La société [15] produit la déclaration d’accident du travail de Monsieur [P], établi par la société [7] présent au jour de l’accident qui indique que "activité de la victime lors de l’accident : montage ; nature de l’accident : Lors du montage des blindages de la boîte de répartition du crible CR02, posée sur des madriers, celle-ci déséquilibrée par la charge a soudainement basculé et coincé notre monteur entre la boîte de répartition et le crible ; objet dont le contact a blessé la victime : boîte de répartition ; siège des lésions : thorax ; nature des lésions : contusions".
Le tribunal relève une incohérence dans les faits de l’accident, puisque Monsieur [O] [T] [S] indique avoir soutenue la porte de crible pesant 2 tonnes pour protéger Monsieur [P] à un bras puis deux, ce qui est impossible humainement. Tandis que la déclaration d’accident du travail établie par la société [15], indique que Monsieur [O] [T] [S] tentait de porter secours à ce salarié en voulant le dégager et non en soutenant la porte.
Le tribunal relève également une incohérence entre la déclaration d’accident du travail et le certificat médical initial puisque l’employeur indique que l’objet dont le contact a blessé la victime est le poids du chariot crible et que la nature des lésions est un impact à l’épaule gauche.

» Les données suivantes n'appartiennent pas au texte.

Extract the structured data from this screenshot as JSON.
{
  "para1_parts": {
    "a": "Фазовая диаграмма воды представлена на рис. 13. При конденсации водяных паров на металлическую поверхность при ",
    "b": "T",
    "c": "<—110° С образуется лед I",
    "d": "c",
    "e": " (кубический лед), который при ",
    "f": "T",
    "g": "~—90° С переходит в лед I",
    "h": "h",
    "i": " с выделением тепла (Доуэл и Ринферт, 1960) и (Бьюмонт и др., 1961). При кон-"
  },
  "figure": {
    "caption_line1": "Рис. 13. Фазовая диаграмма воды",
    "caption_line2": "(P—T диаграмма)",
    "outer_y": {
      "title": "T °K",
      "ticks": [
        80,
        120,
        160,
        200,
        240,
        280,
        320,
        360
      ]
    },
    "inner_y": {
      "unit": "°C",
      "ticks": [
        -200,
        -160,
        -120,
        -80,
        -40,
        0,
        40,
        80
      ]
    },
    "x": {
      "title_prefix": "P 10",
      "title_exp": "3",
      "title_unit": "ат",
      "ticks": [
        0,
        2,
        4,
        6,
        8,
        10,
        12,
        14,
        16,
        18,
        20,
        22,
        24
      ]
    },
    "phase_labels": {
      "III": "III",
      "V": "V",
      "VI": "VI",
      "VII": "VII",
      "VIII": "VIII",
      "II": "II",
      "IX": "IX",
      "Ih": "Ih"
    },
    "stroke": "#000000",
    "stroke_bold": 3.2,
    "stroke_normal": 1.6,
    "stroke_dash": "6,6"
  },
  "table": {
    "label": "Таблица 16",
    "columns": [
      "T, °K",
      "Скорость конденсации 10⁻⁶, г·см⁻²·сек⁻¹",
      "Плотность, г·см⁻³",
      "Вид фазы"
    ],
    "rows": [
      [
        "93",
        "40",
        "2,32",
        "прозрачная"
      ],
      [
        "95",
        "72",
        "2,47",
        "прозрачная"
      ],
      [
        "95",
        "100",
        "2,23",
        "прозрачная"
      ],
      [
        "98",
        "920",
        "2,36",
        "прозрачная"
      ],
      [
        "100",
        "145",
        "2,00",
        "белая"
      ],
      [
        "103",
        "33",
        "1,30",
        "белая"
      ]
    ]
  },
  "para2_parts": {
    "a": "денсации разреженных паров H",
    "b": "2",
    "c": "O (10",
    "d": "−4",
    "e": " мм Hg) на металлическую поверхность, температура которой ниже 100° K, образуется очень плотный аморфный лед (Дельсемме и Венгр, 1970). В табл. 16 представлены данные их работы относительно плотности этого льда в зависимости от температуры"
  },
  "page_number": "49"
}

Au contraire, le certificat médical initial fait état d’une porte métallique ayant impacté le thorax du salarié ce qui a provoqué sa chute contre une poutre venant toucher le dos et créant un traumatisme à l’épaule gauche.
Le tribunal relève également que les deux déclarations d’accident du travail font état d’un témoin Monsieur [A] [K]. Néanmoins aucun témoignage de ce salarié ou d’autres personnes de l’entreprise n’est produit, de sorte qu’en l’état des incohérences précédemment évoquées, les affirmations du requérant n’étant pas corroborées, elles sont insuffisantes à établir la réalité des circonstances de l’accident.
Compte tenu de ce qui précède, les circonstances de l’accident sont donc indéterminées et aucune faute ne peut être retenue à la charge de l’employeur.
En conséquence, Monsieur [O] [T] [S] sera débouté de sa demande de reconnaissance d’une faute inexcusable à l’encontre de l’employeur, sans qu’il soit besoin de statuer sur ses autres demandes.
Sur les dépens et les frais irrépétibles
En application de l’article 696 du code de procédure civile, Monsieur [O] [T] [S], succombant, sera condamné aux dépens.
Compte tenu de l’issue du litige, il apparaît équitable de condamner Monsieur [O] [T] [S] à payer à la société [15] la somme de 1.000,00 euros sur le fondement de l’article 700 du code de procédure civile.
Monsieur [O] [T] [S] sera débouté de sa demande au titre de l’article 700 du code de procédure civile.
PAR CES MOTIFS
Le pôle social du tribunal judiciaire d’Avignon, statuant après débat en audience publique, par jugement mis à la disposition des parties, contradictoire et en premier ressort,
Déboute Monsieur [O] [T] [S] de sa demande de reconnaissance d’une faute inexcusable à l’encontre de la société [15] ;
Déboute Monsieur [O] [T] [S] de sa demande d’expertise judiciaire ;
Condamne Monsieur [O] [T] [S] à payer la somme de 1.000,00 euros à la société [15] au titre de l’article 700 du code de procédure civile ;
Déboute Monsieur [O] [T] [S] de sa demande au titre de l’article 700 du code de procédure civile.
Condamne Monsieur [O] [T] [S] aux dépens ;
Ainsi jugé et prononcé par mise à disposition au greffe du pôle social du tribunal judiciaire d’Avignon le 03 septembre 2025.